Kevin O'Grady is an internationally recognised expert in magnetic materials and in particular magnetisation reversal processes, having written over 300 refereed works on the subject. He is a former President of the IEEE Magnetics Society and is the founder of a small company, Liquids Research Ltd., based in North Wales, that manufactures Ferrofluids and other magnetic liquids. Gonzalo Vallejo Fernández received an undergraduate degree in physics from the University of Oviedo in 2002 followed by a PhD in magnetism from the University of York in 2007. After a two year post-doc at York, he relocated to the University of Glasgow as a Research Fellow.
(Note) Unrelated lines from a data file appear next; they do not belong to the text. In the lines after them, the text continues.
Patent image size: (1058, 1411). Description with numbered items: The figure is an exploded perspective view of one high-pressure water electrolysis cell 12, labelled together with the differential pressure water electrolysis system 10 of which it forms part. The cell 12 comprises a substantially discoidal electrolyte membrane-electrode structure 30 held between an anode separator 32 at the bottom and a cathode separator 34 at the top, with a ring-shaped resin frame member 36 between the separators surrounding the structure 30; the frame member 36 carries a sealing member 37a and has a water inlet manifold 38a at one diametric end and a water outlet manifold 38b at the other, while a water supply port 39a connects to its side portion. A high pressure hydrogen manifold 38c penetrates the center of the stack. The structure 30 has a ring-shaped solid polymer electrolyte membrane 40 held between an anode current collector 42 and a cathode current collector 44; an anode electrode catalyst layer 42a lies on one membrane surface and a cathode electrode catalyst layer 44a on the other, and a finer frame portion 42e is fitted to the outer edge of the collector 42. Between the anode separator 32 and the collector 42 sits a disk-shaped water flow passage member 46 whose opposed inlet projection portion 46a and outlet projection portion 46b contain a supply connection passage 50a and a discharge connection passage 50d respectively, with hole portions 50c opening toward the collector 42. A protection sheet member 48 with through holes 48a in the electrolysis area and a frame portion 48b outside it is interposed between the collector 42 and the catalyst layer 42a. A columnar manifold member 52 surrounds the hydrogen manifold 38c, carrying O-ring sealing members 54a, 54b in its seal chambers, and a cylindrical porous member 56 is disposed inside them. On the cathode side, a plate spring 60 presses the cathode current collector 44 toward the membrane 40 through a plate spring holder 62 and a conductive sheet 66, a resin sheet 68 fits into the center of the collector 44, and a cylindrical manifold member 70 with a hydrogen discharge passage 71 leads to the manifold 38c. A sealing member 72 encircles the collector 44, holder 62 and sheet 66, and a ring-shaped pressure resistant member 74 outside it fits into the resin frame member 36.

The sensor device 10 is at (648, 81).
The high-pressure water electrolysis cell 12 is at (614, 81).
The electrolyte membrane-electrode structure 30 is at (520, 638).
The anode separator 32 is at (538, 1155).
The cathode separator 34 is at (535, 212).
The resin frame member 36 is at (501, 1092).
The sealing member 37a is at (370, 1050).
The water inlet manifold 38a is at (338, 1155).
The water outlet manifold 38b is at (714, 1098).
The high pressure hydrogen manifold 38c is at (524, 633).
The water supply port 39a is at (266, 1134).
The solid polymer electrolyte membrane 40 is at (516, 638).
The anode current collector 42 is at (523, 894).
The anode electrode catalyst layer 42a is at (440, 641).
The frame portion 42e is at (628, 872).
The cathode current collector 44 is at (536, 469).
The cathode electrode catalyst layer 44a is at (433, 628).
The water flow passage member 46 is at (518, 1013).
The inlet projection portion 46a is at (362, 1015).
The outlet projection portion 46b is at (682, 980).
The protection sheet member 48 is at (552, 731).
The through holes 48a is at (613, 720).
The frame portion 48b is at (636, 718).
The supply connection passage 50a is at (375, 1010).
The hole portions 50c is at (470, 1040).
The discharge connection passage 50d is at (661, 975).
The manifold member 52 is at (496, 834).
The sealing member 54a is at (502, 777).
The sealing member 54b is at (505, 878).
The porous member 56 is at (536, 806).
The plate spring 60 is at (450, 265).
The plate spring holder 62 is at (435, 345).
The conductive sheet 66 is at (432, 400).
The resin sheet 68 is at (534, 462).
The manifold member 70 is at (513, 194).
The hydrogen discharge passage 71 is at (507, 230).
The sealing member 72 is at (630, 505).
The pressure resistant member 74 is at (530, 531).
In 2010 he returned to York and joined the Department of Physics as a Lecturer/Assistant Professor in 2012. He is currently a Senior Lecturer/Associate Professor in the School of Physics, Engineering and Technology at the University of York. Atsufumi Hirohata received BSc and MSc degrees in physics from Keio University, Japan, in 1995 and 1997, respectively, and obtained his PhD in physics from the University of Cambridge in 2001. He then moved to the Francis Bitter Magnet Laboratory in the Massachusetts Institute of Technology in 2002 as a Postdoctoral Associate. He then became a Researcher at the Department of Materials in Tohoku University, Japan, in 2003 and at the Frontier Research System in RIKEN, Japan, in 2005. He became a Lecturer in the Department of Electronics in the University of York in 2007.